I now realize that this movement really seeks to promote moral relativism. In fact, all of the speakers, organizations, programs, and readings your office promotes are geared towards abolishing the notion of absolute truth and any accompanying form of moral judgment.

While I accept full responsibility for the misunderstanding, I think it would be wise to consider renaming your office. Perhaps you could call it "The Office of Moral Relativism" and call yourself the "Director of Relativism." You may also want to ask the "Diversity Task Force" to change its name to the "Relativism Task Force."

Now that I have finally come to a better understanding of your mission, I plan to make some more realistic recommendations to the new Office of Moral Relativism. In fact, I'd like to start with one today.

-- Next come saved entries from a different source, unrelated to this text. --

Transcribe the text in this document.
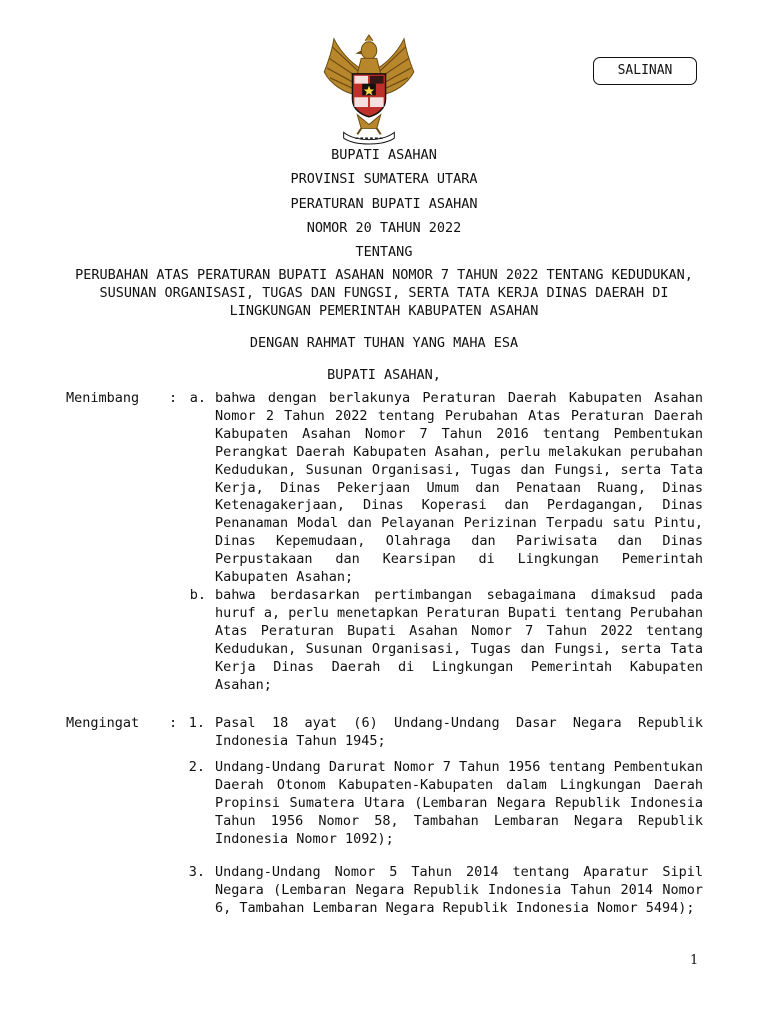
SALINAN
BUPATI ASAHAN
PROVINSI SUMATERA UTARA
PERATURAN BUPATI ASAHAN
NOMOR 20 TAHUN 2022
TENTANG
PERUBAHAN ATAS PERATURAN BUPATI ASAHAN NOMOR 7 TAHUN 2022 TENTANG KEDUDUKAN, SUSUNAN ORGANISASI, TUGAS DAN FUNGSI, SERTA TATA KERJA DINAS DAERAH DI LINGKUNGAN PEMERINTAH KABUPATEN ASAHAN
DENGAN RAHMAT TUHAN YANG MAHA ESA
BUPATI ASAHAN,
Menimbang : a. bahwa dengan berlakunya Peraturan Daerah Kabupaten Asahan Nomor 2 Tahun 2022 tentang Perubahan Atas Peraturan Daerah Kabupaten Asahan Nomor 7 Tahun 2016 tentang Pembentukan Perangkat Daerah Kabupaten Asahan, perlu melakukan perubahan Kedudukan, Susunan Organisasi, Tugas dan Fungsi, serta Tata Kerja, Dinas Pekerjaan Umum dan Penataan Ruang, Dinas Ketenagakerjaan, Dinas Koperasi dan Perdagangan, Dinas Penanaman Modal dan Pelayanan Perizinan Terpadu satu Pintu, Dinas Kepemudaan, Olahraga dan Pariwisata dan Dinas Perpustakaan dan Kearsipan di Lingkungan Pemerintah Kabupaten Asahan;
b. bahwa berdasarkan pertimbangan sebagaimana dimaksud pada huruf a, perlu menetapkan Peraturan Bupati tentang Perubahan Atas Peraturan Bupati Asahan Nomor 7 Tahun 2022 tentang Kedudukan, Susunan Organisasi, Tugas dan Fungsi, serta Tata Kerja Dinas Daerah di Lingkungan Pemerintah Kabupaten Asahan;
Mengingat : 1. Pasal 18 ayat (6) Undang-Undang Dasar Negara Republik Indonesia Tahun 1945;
2. Undang-Undang Darurat Nomor 7 Tahun 1956 tentang Pembentukan Daerah Otonom Kabupaten-Kabupaten dalam Lingkungan Daerah Propinsi Sumatera Utara (Lembaran Negara Republik Indonesia Tahun 1956 Nomor 58, Tambahan Lembaran Negara Republik Indonesia Nomor 1092);
3. Undang-Undang Nomor 5 Tahun 2014 tentang Aparatur Sipil Negara (Lembaran Negara Republik Indonesia Tahun 2014 Nomor 6, Tambahan Lembaran Negara Republik Indonesia Nomor 5494);
1
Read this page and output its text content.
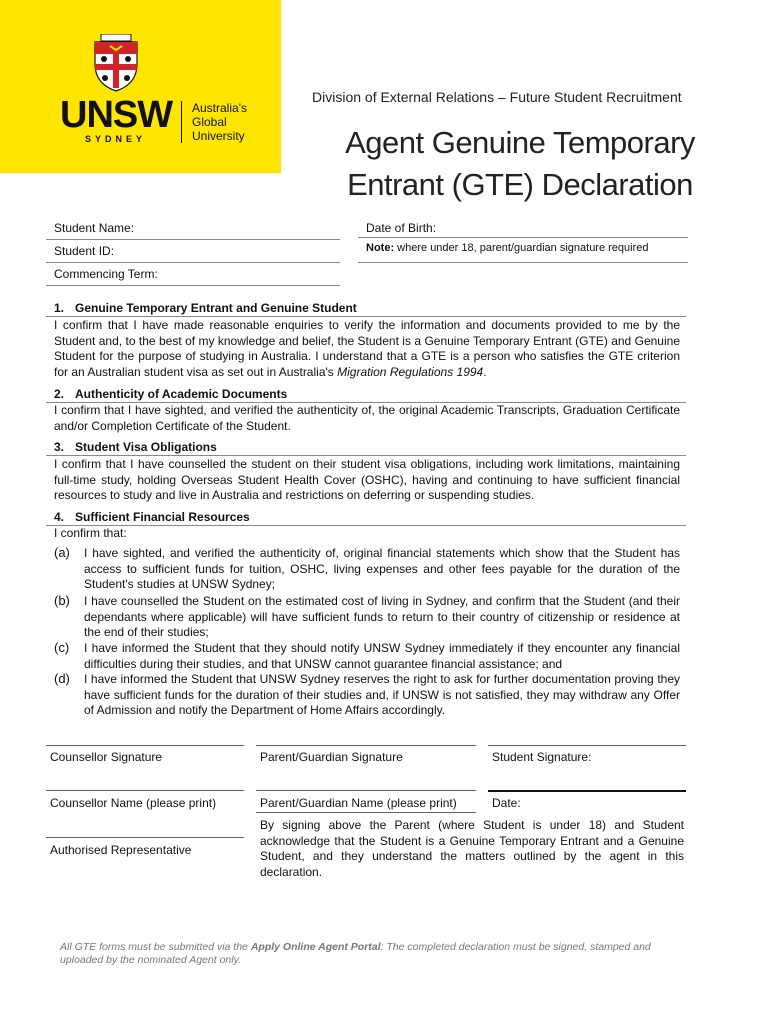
UNSW
SYDNEY
Australia's Global University
Division of External Relations – Future Student Recruitment
Agent Genuine Temporary
Entrant (GTE) Declaration
Student Name:
Student ID:
Commencing Term:
Date of Birth:
Note: where under 18, parent/guardian signature required
1. Genuine Temporary Entrant and Genuine Student
I confirm that I have made reasonable enquiries to verify the information and documents provided to me by the Student and, to the best of my knowledge and belief, the Student is a Genuine Temporary Entrant (GTE) and Genuine Student for the purpose of studying in Australia. I understand that a GTE is a person who satisfies the GTE criterion for an Australian student visa as set out in Australia's Migration Regulations 1994.
2. Authenticity of Academic Documents
I confirm that I have sighted, and verified the authenticity of, the original Academic Transcripts, Graduation Certificate and/or Completion Certificate of the Student.
3. Student Visa Obligations
I confirm that I have counselled the student on their student visa obligations, including work limitations, maintaining full-time study, holding Overseas Student Health Cover (OSHC), having and continuing to have sufficient financial resources to study and live in Australia and restrictions on deferring or suspending studies.
4. Sufficient Financial Resources
I confirm that:
(a) I have sighted, and verified the authenticity of, original financial statements which show that the Student has access to sufficient funds for tuition, OSHC, living expenses and other fees payable for the duration of the Student's studies at UNSW Sydney;
(b) I have counselled the Student on the estimated cost of living in Sydney, and confirm that the Student (and their dependants where applicable) will have sufficient funds to return to their country of citizenship or residence at the end of their studies;
(c) I have informed the Student that they should notify UNSW Sydney immediately if they encounter any financial difficulties during their studies, and that UNSW cannot guarantee financial assistance; and
(d) I have informed the Student that UNSW Sydney reserves the right to ask for further documentation proving they have sufficient funds for the duration of their studies and, if UNSW is not satisfied, they may withdraw any Offer of Admission and notify the Department of Home Affairs accordingly.
Counsellor Signature	Parent/Guardian Signature	Student Signature:
Counsellor Name (please print)	Parent/Guardian Name (please print)	Date:
Authorised Representative
By signing above the Parent (where Student is under 18) and Student acknowledge that the Student is a Genuine Temporary Entrant and a Genuine Student, and they understand the matters outlined by the agent in this declaration.
All GTE forms must be submitted via the Apply Online Agent Portal: The completed declaration must be signed, stamped and uploaded by the nominated Agent only.
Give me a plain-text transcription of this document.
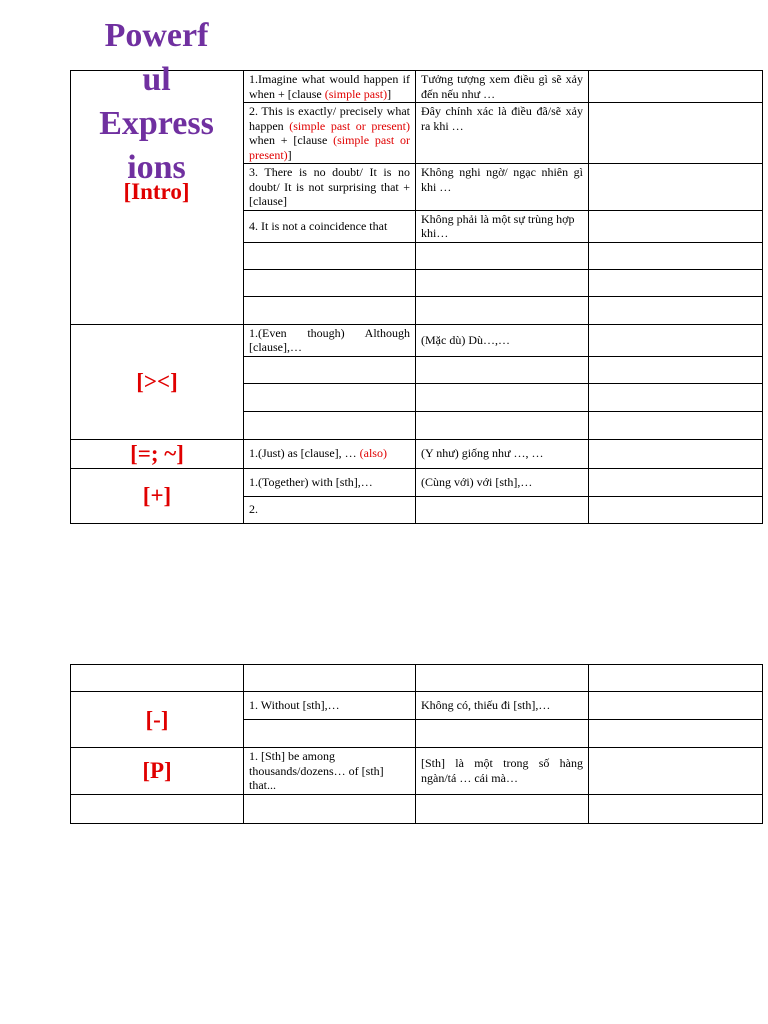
Powerf
ul
Express
ions
[Intro]
	1.Imagine what would happen if when + [clause (simple past)]	Tưởng tượng xem điều gì sẽ xảy đến nếu như …	
	2. This is exactly/ precisely what happen (simple past or present) when + [clause (simple past or present)]	Đây chính xác là điều đã/sẽ xảy ra khi …	
	3. There is no doubt/ It is no doubt/ It is not surprising that + [clause]	Không nghi ngờ/ ngạc nhiên gì khi …	
	4. It is not a coincidence that	Không phải là một sự trùng hợp khi…	

[><]	1.(Even though) Although [clause],…	(Mặc dù) Dù…,…	

[=; ~]	1.(Just) as [clause], … (also)	(Y như) giống như …, …	
[+]	1.(Together) with [sth],…	(Cùng với) với [sth],…	
	2.		

[-]	1. Without [sth],…	Không có, thiếu đi [sth],…	

[P]	1. [Sth] be among thousands/dozens… of [sth] that...	[Sth] là một trong số hàng ngàn/tá … cái mà…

Recently, I visited the website of the North American Man/Boy Love Association (NAMBLA). I must confess that, at first, I didn't believe that such an organization could be easily located on the Internet. But the more I read about their purpose, the more I realized that they share the principle concerns and ultimate goals of both your office and our university.

For example, NAMBLA is geared towards:

1. Building understanding and support for man/boy relationships;

2. Educating the general public on the benevolent nature of man/boy love;

3. Cooperating with lesbian, gay, feminist, and other liberation movements; and

4. Supporting the liberation of persons of all ages from sexual prejudice and oppression.

In other words, NAMBLA doesn't claim that sex with children is the only legitimate sexual orientation or alternative lifestyle. It merely helps people to be understanding and supportive of those who have sex with children and, of course, to free them from unfair prejudice and persecution at the hands of an oppressive and judgmental criminal justice system.

Furthermore, NAMBLA's membership is open to everyone sympathetic to man/boy love and personal freedom. In fact, so strong is their dedication to personal freedom that they would eliminate age-of-consent laws altogether. Grown men who are attracted to 23 year olds, 13 year olds, and even 3 year olds could enjoy full equality and personal autonomy in a society embracing the policies of their organization.

On a recent trip to the Project B-Glad portion of the university website, I was pleased to see that our university already promotes books encouraging homosexuality among children. We should expand our recommended reading list by drawing upon some of NAMBLA's recommended readings. Some of their readings also deal with ageism and prison rape. I will, therefore, encourage the Gerontology and Criminal Justice Programs to consider incorporating some of these readings into their curriculum. Perhaps an entire course on man/boy love relationships would be an appropriate elective for the Gerontology program.

While some of these goals may take time, I think that we should immediately provide a link to NAMBLA's website on the university's home page. We should also invite a member of their organization to speak at the university. And maybe we could provide faculty and staff with bumper stickers, which read, "Pedophobia is a Social Disease." Could you imagine any more effective way to assist the university in carrying out its mission of eliminating moral judgment and promoting understanding and tolerance? Neither can I.

Hopefully, my suggestions will help our students understand that there really are no moral absolutes. Except, of course, for moral relativism.

Mike S. Adams ( is an associate professor of social satire at the University of North Carolina at Wilmington. He is frequently chastised by his colleagues for believing some things (such as having sex with children) are simply wrong regardless of one's cultural perspective. Some people who aren't Swift enough to understand satire also occasionally chastise him.